Entre les clopes, je lis les vers de ce poète, Hikmet. Un rebelle communiste. Nâzim me prête ses livres français. J’ai dessiné un bout de Turquie imaginaire et je lui ai offert. J’ai parlé un peu de mon métier. Je fouille dans les cartons, ressorts les planches inachevées, les projets raturés. C’est difficile de reprendre seule ce que j’avais lancé ailleurs, même si c’est mon univers à moi. Je trace un trait, une case, une bulle. Une couleur après l’autre. Quand je bloque, je pense à ce que je dis aux mômes à l’atelier. Déjà, j’annonce que je n’apprendrai à personne à dessiner. Ça m’intéresse pas et comme je fais mon métier pour moi, tant pis pour eux. Ils ouvrent des yeux ronds. J’explique qu’ils ont un coup de crayons en eux, là, dans la main. Qu’on va le faire sortir, ensemble. Ils regardent leurs petits doigts, un peu intimidés. C’est bateau, hein ? J’adore ça. Ils me manquent, ces gosses. Je sais pas quand je les retrouverai au milieu de pots de peintures éventrés. Je leur prépare de sacrées missions, à coup de pays qu’on visitera jamais mais dont je veux tout savoir.

 

Tout ce que j’ai écrit sur nous est mensonge, tout est vrai de ce que j’ai écrit sur nous[1], dit le poète. Les jours portent les surprises. J’écoute ce qui gronde à l’intérieur. Je comprends pas, je cherche plus. J’ai tout trituré au début, décousu, rapiécé. J’ai vraiment tenté de tout saisir et de courir d’une pièce à l’autre avec ma pile de trucs bien en main. Ça n’a pas marché. J’ai arrêté de me demander si je t’aime, si tu revenais, si tu demandais ça va ?, si jamais plus tu demandais ça va ?. Les bruits du dehors sont passés sous ma porte. Je sais qu’il y en a une autre, maintenant. Déjà. J’imagine, parfois. Ça me tue. Je vois plus la fatigue et les cases dans ta tête. Je vois une tarte aux légumes un soir de crève, un accord de participe passé, un mot lâché comme une bombe dans le bar du quartier, ta bouche à mon oreille qui dis je crois que, une artiste qui regardait son vieil amour dans les yeux, juste une minute. Les grandes discussions du début, les petites réflexions de la fin, un corps dans mon dos, la nuit. Je danse plus dans ta caboche. Puis je fais plus rien tourner dans la mienne. J’arrête. Promis. Il y a simplement ton nom sur la cafetière dans mon dos.

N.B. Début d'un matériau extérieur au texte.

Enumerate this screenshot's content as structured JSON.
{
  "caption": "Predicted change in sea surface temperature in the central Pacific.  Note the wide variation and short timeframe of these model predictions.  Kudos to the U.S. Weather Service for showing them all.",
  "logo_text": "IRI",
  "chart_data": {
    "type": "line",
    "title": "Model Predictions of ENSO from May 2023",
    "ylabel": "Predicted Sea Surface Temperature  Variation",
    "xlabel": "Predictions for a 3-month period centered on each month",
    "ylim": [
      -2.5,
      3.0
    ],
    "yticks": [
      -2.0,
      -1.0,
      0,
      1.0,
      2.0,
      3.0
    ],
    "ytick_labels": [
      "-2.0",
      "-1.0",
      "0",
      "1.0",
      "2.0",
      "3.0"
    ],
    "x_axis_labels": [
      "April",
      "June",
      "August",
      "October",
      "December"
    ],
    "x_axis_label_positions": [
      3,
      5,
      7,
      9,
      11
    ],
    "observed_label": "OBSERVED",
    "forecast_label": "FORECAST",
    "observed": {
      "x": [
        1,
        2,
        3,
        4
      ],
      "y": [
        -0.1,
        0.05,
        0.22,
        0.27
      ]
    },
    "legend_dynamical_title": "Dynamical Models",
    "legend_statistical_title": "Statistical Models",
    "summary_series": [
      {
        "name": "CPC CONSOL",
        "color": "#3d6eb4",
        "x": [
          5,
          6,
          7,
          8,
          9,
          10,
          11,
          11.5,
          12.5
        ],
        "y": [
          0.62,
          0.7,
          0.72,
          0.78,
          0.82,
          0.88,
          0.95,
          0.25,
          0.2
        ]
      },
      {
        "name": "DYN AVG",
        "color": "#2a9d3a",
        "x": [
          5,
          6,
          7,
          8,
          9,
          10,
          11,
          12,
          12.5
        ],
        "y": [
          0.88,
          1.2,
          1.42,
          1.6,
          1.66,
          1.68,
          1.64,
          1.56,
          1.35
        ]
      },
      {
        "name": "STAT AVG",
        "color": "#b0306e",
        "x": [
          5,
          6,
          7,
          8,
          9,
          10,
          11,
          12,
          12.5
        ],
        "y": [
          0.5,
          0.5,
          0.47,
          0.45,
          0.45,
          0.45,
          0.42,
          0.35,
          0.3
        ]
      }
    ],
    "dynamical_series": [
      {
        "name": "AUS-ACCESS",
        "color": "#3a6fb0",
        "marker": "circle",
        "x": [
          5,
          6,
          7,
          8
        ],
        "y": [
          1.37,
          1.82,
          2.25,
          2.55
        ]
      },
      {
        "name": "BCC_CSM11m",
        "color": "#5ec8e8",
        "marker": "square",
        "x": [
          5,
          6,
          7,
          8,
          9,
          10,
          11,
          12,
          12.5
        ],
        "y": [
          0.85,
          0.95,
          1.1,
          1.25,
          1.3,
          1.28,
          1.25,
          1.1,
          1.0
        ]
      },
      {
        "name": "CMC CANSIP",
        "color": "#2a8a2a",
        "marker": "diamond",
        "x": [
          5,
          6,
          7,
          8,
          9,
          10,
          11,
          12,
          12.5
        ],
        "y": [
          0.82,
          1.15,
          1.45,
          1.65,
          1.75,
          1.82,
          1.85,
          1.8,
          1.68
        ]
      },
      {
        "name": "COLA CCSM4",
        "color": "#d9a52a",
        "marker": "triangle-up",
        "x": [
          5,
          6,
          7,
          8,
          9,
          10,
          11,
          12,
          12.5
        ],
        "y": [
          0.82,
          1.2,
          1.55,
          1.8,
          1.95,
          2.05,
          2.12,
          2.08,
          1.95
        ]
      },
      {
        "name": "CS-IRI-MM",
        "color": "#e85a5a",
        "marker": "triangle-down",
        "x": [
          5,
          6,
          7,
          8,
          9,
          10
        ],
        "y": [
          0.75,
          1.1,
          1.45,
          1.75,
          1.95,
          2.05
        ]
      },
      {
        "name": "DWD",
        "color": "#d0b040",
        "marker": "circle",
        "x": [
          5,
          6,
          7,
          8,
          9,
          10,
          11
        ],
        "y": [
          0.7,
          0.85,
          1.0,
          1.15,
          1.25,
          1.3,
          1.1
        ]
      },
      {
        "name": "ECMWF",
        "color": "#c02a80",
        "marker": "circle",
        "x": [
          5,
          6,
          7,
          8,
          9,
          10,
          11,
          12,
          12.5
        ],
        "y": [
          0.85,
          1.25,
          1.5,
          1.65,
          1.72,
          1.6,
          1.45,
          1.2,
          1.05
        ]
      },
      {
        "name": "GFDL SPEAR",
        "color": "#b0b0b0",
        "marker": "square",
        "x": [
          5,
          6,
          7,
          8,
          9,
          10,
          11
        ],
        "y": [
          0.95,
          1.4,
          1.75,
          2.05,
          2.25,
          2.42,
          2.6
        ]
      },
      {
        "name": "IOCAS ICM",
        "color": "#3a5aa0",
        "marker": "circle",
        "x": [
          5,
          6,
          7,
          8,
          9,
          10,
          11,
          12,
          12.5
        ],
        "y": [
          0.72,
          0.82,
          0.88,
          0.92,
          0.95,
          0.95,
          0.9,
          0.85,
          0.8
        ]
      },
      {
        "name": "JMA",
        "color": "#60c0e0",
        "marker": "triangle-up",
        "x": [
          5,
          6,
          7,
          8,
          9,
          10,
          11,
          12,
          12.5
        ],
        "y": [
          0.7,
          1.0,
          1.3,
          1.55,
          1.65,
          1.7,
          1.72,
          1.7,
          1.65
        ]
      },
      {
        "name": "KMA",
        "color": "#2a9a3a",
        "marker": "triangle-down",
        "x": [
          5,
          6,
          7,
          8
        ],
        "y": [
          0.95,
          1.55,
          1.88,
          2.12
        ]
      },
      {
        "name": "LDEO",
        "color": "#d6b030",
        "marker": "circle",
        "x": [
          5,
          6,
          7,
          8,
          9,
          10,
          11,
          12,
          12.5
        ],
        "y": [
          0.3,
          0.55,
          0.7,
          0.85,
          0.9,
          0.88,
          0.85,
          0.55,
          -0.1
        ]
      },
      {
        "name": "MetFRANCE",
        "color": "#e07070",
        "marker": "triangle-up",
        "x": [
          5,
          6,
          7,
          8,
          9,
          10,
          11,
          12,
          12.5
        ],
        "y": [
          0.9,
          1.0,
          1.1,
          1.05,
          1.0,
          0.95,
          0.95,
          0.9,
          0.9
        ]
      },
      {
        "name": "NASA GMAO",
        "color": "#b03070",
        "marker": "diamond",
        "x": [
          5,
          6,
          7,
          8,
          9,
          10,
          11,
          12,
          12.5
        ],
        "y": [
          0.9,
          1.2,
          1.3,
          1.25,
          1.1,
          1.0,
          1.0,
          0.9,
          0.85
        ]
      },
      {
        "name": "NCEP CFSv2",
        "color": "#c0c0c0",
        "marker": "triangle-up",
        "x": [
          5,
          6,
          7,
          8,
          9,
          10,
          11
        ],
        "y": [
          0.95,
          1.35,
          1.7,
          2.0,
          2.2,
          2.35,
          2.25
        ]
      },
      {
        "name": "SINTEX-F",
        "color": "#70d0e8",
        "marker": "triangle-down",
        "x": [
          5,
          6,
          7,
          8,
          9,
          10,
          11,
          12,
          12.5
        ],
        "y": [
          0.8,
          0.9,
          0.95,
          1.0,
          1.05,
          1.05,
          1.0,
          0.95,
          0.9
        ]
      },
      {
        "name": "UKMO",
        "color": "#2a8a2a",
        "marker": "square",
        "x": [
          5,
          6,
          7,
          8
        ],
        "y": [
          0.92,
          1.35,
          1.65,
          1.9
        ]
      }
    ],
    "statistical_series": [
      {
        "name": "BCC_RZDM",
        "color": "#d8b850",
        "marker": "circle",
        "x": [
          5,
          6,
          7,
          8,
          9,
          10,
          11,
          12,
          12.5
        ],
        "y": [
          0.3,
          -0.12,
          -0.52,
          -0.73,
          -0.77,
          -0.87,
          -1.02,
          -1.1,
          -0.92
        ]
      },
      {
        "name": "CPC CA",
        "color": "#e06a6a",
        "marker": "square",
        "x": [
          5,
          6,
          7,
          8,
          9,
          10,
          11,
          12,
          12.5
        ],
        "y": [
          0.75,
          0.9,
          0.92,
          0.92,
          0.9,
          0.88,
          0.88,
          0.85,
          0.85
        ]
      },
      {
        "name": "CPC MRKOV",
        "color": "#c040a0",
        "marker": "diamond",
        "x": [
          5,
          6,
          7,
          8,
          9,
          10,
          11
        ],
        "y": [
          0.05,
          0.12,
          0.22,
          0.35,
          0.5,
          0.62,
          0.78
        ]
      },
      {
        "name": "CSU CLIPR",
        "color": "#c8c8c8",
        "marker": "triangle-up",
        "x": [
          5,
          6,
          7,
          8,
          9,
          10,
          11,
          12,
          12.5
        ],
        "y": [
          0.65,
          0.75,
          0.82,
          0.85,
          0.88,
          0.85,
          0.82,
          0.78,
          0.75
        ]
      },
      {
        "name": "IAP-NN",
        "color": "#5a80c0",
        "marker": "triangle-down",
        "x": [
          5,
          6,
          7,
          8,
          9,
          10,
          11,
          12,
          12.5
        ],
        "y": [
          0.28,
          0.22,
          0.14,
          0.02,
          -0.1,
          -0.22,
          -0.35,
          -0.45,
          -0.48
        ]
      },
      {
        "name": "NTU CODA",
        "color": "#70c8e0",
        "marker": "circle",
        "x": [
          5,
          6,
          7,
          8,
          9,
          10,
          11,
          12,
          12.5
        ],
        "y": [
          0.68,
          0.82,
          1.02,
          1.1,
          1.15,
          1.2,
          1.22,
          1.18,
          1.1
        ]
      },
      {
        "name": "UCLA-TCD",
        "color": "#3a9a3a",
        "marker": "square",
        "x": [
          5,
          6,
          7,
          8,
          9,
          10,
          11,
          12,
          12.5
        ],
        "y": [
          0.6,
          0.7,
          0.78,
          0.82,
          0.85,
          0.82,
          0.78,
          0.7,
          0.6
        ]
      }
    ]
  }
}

Nâzim imite des crooneurs locaux. Il est terrible, quand il commence. Je vois pas grand-chose, une main tendue vers la foule, dans le vide. Sa voix, très juste. Mon sourire se défroisse. Il rit plus fort quand je chante en turc. Il rapporte des trésors du night shop où il travaille en coup de vent-coup de main. Des vieux bonbons aux emballages fluo, des trucs que je bouffais à la pelle quand j’étais gosse. Ça parle de déconfinement, aux infos. Tout le monde respire. Ils en ont marre de boire l’apéro devant l’écran. Moi je pense à reculons. Je veux pas que ça bouge. Je veux pas retourner dans le bar, le voir fumer dans un coin. Je saurais pas quoi dire. Y a plus rien qui vient. Nâzim sent. Il dit on est pas mal, ici. J’aurai pas de boulot avant septembre, de toute façon. C’est un peu comme si ça continuait, pour moi, toute cette histoire impossible, bizarre, qu’on avait racontée cent fois mais seulement pour des livres et des séries télé. Depuis mon petit séisme personnel, y a vraiment rien qui me choque. Enfin, je vois bien que des choses émergent. Des dessins différents, des univers qui dormaient jusque-là. Les jours où je sens plus le muscle déchiré, où je passe devant ton nom sur la machine à café en le regardant bien en face, je me dis que c’est pour ça, pour permettre à tous ces mondes de s’accrocher au mur, que c’est arrivé. Pour Nâzim. J’ai envie de danser dans sa tête. J’attends un peu, encore.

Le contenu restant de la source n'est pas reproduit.